A jazz guitar virtuoso who crossed over to pop superstardom with his smooth, scat-sung rendition of 'This Masquerade.'
George Benson's 1976 album "Breezin'" went multi-platinum. Born in 1943, he played ukulele on Pittsburgh street corners at age seven. By his teens, critics compared his jazz guitar work to hero Wes Montgomery. Benson built a solid instrumental career, his fluid runs a staple on CTI Records. The turning point arrived during a recording session for "This Masquerade." He absentmindedly scatted along to his own guitar solo. The track became a surprise vocal hit. Benson mastered a delicate balance: polished, soulful pop records that still reserved space for breathtaking, complex guitar solos.
1928–1945
Born between the Depression and the end of WWII. Too young to fight, old enough to remember. They became the conformist middle managers of the 1950s — and the civil rights leaders who quietly dismantled Jim Crow.
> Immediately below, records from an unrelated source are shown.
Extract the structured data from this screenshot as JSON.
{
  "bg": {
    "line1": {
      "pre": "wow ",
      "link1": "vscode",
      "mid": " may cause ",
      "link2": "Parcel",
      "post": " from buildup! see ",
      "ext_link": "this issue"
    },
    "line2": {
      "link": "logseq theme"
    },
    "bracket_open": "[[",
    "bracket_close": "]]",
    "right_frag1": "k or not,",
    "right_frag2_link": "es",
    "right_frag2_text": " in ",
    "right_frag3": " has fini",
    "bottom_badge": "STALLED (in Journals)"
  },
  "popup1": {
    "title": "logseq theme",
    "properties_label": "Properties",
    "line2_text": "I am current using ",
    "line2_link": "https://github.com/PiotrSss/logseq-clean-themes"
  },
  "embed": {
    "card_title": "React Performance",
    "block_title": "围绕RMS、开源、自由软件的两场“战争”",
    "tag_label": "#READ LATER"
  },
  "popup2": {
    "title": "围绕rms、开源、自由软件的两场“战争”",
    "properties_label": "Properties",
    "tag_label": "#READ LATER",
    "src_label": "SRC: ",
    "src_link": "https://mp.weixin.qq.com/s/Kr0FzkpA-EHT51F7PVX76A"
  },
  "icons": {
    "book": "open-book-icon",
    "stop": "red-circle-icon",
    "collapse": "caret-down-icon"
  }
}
George was born in 1943, placing them squarely in The Silent Generation. The events that shaped this generation — world wars, depression, and rapid industrialization — shaped the world they entered and the choices available to them.
The biggest hits of 1943
#1 Movie
For Whom the Bell Tolls
Best Picture
Casablanca
The world at every milestone
Allies invade Sicily; Battle of Stalingrad ends
Israel declares independence; Berlin Blockade begins
Elvis Presley appears on The Ed Sullivan Show
Fidel Castro takes power in Cuba
Yuri Gagarin becomes the first human in space
Civil Rights Act signed; Beatles arrive in America
US withdraws from Vietnam; Roe v. Wade decided
Internet adopts TCP/IP, creating the modern internet
European Union officially established
US invades Iraq; Human Genome Project completed
Edward Snowden reveals NSA surveillance programs
ChatGPT goes mainstream; Israel-Hamas war begins
He first recorded as a vocalist at the age of 11, under the name 'Little Georgie Benson.'
Benson played the guitar solo on the 1974 pop hit 'The Greatest Love of All,' originally recorded by Muhammad Ali.
He is a Jehovah's Witness.
Before his solo breakthrough, he played guitar on Miles Davis's 1968 album 'Miles in the Sky.'
“I'm not a jazz musician. I'm a musician who plays jazz.”